L’Europe sociale a connu un coup d’arrêt ces dernières années. Plusieurs explications à cela.

 

Il y a d’abord le nouveau contexte politique, marqué par une majorité de gouvernements conservateurs dans les Etats membres, et par l’orientation générale libérale de l’actuelle Commission, présidée par José-Manuel Barroso.


Il y a ensuite une conjonction d’intérêts négatifs. Les Etats libéraux ont naturellement cherché à endiguer l’essor de l’Europe sociale. Ils ont pu compter, paradoxalement, sur les Etats les plus avancés en matière sociale, les pays nordiques, inquiets des risques d’« harmonisation sociale par le bas ». Ils ont aussi trouvé des alliés avec les nouveaux Etats membres, soucieux d’une « pause législative » afin de digérer l’acquis communautaire.

 

Ces tirs croisés ont fini par bloquer toute avancée communautaire. Pour essayer de contourner ce blocage, la Commission européenne a développé la « méthode ouverte de coordination ». Il s’agit de négocier, non plus des engagements juridiquement contraignants, mais des objectifs politiques, à charge pour chaque Etat-membre de les mettre en œuvre au plan national. Cette coordination souple a été un échec. Elle a généré une activité bureaucratique croissante (rapports nationaux, rapports de la Commission, prolifération des comités…) sans résultats concrets.
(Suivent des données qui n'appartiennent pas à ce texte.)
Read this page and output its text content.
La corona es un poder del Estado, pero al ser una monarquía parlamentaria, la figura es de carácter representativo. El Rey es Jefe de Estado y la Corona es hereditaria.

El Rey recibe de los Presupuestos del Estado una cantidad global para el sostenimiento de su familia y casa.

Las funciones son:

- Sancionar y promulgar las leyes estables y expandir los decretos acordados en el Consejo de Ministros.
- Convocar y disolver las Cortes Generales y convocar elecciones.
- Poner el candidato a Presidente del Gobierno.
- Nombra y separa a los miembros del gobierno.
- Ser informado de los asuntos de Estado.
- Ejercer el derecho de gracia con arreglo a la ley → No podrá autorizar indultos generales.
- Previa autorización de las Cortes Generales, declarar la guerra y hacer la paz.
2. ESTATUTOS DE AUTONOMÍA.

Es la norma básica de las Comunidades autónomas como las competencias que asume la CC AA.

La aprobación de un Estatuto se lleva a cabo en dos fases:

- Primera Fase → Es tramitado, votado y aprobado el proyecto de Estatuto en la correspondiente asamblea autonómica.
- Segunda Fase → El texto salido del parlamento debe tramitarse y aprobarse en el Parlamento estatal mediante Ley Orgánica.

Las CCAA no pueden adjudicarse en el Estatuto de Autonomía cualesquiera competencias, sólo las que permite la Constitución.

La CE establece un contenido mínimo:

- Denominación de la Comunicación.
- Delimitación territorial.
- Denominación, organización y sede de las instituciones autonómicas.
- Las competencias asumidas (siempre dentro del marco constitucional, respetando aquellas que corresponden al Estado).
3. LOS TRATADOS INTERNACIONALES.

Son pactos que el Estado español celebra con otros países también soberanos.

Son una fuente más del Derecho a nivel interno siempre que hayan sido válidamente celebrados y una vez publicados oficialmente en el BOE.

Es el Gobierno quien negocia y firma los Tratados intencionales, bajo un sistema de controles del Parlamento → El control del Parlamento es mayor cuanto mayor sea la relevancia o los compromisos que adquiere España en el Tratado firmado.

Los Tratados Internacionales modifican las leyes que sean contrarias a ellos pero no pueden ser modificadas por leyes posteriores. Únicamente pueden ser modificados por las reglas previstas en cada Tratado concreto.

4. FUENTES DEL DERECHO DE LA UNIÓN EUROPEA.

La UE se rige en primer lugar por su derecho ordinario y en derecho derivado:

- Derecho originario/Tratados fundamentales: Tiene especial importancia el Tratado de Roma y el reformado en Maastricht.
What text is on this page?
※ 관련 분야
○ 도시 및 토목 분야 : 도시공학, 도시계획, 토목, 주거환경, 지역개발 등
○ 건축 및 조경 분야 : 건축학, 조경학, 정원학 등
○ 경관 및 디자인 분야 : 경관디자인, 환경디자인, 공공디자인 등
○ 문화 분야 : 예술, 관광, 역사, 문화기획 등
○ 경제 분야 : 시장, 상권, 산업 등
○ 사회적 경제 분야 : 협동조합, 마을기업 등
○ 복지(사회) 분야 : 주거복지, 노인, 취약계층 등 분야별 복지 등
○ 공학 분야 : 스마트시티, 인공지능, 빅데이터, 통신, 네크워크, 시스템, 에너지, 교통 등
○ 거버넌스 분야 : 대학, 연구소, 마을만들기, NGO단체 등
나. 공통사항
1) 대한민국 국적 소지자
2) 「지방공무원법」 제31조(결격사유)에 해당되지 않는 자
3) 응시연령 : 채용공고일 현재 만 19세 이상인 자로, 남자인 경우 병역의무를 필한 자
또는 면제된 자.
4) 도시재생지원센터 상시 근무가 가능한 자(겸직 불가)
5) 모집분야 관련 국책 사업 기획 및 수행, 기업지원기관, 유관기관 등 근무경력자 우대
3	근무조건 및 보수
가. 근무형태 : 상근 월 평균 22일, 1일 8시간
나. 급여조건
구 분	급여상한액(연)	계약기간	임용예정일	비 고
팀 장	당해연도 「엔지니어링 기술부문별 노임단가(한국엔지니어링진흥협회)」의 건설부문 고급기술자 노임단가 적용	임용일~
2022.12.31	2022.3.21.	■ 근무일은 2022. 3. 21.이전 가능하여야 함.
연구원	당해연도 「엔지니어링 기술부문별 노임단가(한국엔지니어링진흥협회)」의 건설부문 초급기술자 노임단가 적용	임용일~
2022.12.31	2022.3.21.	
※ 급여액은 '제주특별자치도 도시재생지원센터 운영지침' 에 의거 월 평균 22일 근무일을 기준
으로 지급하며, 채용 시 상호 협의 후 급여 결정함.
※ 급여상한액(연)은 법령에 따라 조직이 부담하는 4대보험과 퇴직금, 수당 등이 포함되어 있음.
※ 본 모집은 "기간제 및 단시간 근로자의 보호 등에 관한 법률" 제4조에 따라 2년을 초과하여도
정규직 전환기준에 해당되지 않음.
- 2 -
- Le spectre du dumping social en Europe

 
La directive Bolkestein a cristallisé la crainte d’un dumping social par les pays d’Europe centrale et orientale : délocalisations à l’Est, travailleurs de l’Est venant à l’Ouest en violation du droit du travail et des règles sociales du pays d’accueil (fantasme du « plombier polonais »).

 

Cette crainte a été relancée par la jurisprudence récente de la Cour de justice européenne (en particulier l’arrêt Rüffert). La Cour a confirmé, conformément à la directive sur le détachement des travailleurs, que les travailleurs détachés par une entreprise d’un autre Etat-membre étaient soumis aux normes sociales minimales, légales ou contractuelles, « d’application générale » du pays de destination - et non à l’ensemble des accords collectifs. Dans les faits, ce développement jurisprudentiel met surtout en lumière les limites de la négociation collective décentralisée. Mais politiquement, il donne du grain à moudre à ceux qui prophétisent le démantèlement du droit social en Europe.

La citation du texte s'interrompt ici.